Le vice-président américain Vance : La Turquie doit jouer un rôle constructif à Gaza
Le vice-président américain James David Vance a déclaré qu'il estimait que la Turquie devait jouer un « rôle constructif » à Gaza.
İHA
Le vice-président américain James David Vance s'est exprimé lors de l'inauguration du centre de coordination américano-israélien établi en Israël pour le cessez-le-feu dans la bande de Gaza. L'envoyé spécial du président américain Donald Trump pour le Moyen-Orient, Steve Witkoff, ainsi que le gendre de Trump, Jared Kushner, étaient également présents aux côtés de Vance.
Vance a affirmé que le plan de paix à Gaza se déroulait « mieux que prévu », déclarant : « Une semaine s'est écoulée depuis le plan de paix historique du président américain Donald Trump pour le Moyen-Orient, et les choses, honnêtement, se passent mieux que ce à quoi je m'attendais. »
Vance a expliqué que dans ce centre de coopération civilo-militaire nouvellement inauguré, les Israéliens et les Américains travailleraient main dans la main pour reconstruire Gaza, instaurer une paix à long terme et maintenir cette paix, ajoutant : « Il y a beaucoup de travail à faire et cela prendra beaucoup de temps. »
En réponse à une question sur la future gouvernance de la bande de Gaza, Vance a déclaré : « Je ne connais pas la réponse à cette question », soulignant que la sécurité et la reconstruction étaient les priorités.
Précisant que le rapatriement des dépouilles des otages israéliens depuis Gaza « ne se ferait pas du jour au lendemain », Vance a ajouté : « Certains de ces otages sont enterrés sous des milliers de tonnes de décombres. Personne ne sait où se trouvent certains d'entre eux. Cela ne signifie pas que nous n'essaierons pas de les atteindre ou que nous n'y parviendrons pas. Cela signifie simplement que nous devons être un peu patients. Cela prendra du temps. »
Indiquant que le désarmement du Hamas prendrait également du temps, Vance a déclaré : « Cependant, à ce stade, je suis convaincu que cette paix sera durable et pérenne, et si le Hamas ne coopère pas, comme l'a dit le président américain, le Hamas sera éliminé. »
Vance a affirmé que les États-Unis n'enverraient pas de troupes à Gaza, déclarant : « Il est important que les Américains sachent une chose : aucun soldat américain ne sera déployé à Gaza. Tous nos chefs militaires l'ont clairement indiqué. »

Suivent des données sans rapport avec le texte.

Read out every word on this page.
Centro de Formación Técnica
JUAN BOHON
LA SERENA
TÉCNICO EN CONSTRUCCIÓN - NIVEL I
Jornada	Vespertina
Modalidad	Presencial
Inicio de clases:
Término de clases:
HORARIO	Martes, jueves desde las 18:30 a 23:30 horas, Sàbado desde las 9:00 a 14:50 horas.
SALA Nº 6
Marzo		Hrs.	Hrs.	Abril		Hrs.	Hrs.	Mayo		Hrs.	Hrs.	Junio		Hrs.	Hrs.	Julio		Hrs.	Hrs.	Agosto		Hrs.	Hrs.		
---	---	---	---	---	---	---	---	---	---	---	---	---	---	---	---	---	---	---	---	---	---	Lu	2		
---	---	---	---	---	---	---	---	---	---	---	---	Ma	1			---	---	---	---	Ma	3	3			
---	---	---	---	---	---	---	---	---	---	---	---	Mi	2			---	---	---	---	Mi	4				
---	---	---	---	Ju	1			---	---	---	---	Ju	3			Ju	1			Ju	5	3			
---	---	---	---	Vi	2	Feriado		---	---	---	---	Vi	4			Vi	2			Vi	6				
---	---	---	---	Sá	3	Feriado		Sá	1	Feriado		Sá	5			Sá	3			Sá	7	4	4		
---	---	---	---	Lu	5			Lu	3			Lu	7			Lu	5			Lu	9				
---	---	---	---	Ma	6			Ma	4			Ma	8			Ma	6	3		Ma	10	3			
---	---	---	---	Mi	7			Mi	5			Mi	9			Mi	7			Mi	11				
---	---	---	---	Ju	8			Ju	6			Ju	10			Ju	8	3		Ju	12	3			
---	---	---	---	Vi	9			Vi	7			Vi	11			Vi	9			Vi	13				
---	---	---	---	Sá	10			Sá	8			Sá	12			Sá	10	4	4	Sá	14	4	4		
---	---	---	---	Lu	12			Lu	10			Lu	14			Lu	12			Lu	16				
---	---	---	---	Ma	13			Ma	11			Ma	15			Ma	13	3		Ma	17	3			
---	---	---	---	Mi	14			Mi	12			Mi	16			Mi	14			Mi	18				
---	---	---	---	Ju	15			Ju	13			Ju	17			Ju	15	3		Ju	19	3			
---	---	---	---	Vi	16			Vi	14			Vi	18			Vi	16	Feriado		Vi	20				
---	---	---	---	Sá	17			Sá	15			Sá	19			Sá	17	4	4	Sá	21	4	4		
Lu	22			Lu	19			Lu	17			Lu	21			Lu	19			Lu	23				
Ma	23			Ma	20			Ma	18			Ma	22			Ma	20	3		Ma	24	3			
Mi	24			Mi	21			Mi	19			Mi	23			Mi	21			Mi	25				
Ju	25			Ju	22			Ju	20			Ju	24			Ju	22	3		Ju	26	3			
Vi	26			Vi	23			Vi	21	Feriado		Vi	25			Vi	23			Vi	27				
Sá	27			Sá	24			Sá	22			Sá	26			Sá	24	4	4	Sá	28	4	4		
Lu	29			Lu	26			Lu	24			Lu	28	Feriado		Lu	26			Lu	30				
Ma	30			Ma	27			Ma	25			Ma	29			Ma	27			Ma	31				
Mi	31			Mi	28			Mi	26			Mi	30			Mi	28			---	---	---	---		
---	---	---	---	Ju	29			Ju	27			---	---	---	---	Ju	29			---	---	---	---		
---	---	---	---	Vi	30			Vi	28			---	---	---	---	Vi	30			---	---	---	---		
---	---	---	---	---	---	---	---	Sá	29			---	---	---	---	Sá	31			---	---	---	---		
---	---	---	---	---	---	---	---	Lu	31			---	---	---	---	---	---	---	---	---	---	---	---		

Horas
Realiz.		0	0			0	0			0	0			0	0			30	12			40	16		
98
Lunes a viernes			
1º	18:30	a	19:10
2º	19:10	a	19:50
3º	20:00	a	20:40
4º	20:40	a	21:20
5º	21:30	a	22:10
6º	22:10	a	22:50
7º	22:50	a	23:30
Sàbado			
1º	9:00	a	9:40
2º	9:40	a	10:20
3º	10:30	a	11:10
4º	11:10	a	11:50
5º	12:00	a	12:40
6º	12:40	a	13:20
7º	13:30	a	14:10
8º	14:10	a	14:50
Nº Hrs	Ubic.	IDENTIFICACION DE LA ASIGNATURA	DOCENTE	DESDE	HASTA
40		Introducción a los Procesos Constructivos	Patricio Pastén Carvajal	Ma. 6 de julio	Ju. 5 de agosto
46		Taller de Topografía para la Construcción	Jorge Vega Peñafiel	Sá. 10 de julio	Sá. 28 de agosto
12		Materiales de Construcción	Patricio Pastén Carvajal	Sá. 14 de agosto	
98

Expliquant que le rôle des États-Unis consisterait à assurer la coordination entre leurs alliés et à servir de médiateur pour les conditions du cessez-le-feu entre Israël et le Hamas, Vance a déclaré : « Je pense que tout le monde devrait être fier du point où nous en sommes aujourd'hui. Cela nécessitera des efforts constants. Cela nécessitera une surveillance et un contrôle continus. »
Concernant la Turquie, l'une des parties à l'accord de cessez-le-feu à Gaza, Vance a déclaré qu'il pensait que la Turquie devait jouer un « rôle constructif » à Gaza, précisant que cela pourrait se faire dans les domaines de la finance, de la construction ou de la communication.
« C'ÉTAIT UN DÉFI EN SOI »
Witkoff, pour sa part, a déclaré que le cessez-le-feu se poursuivait et qu'ils étaient très fiers de ce qui avait été accompli. Witkoff a ajouté : « Signer cet accord était un défi en soi, mais ce qui compte vraiment, c'est la mise en œuvre de l'accord, et je pense que c'est un développement qui dépasse ce que nous imaginions actuellement. »
Affirmant que le centre dirigé par les États-Unis et établi en Israël pour surveiller le cessez-le-feu pourrait servir de modèle pour mettre fin aux futurs conflits, Witkoff a déclaré : « Nous apprenons beaucoup en essayant de comprendre dans les moindres détails comment organiser l'accord de paix et comment passer de la guerre à la paix. »
Kushner a indiqué que des progrès avaient été réalisés dans le rapatriement des dépouilles des otages israéliens de la bande de Gaza, affirmant qu'il était « possible » de construire un nouvel avenir à Gaza et qu'il était important que toutes les parties travaillent ensemble pour y parvenir.
Kushner a également annoncé que les fonds de reconstruction ne seraient pas transférés vers les zones de Gaza sous le contrôle du Hamas.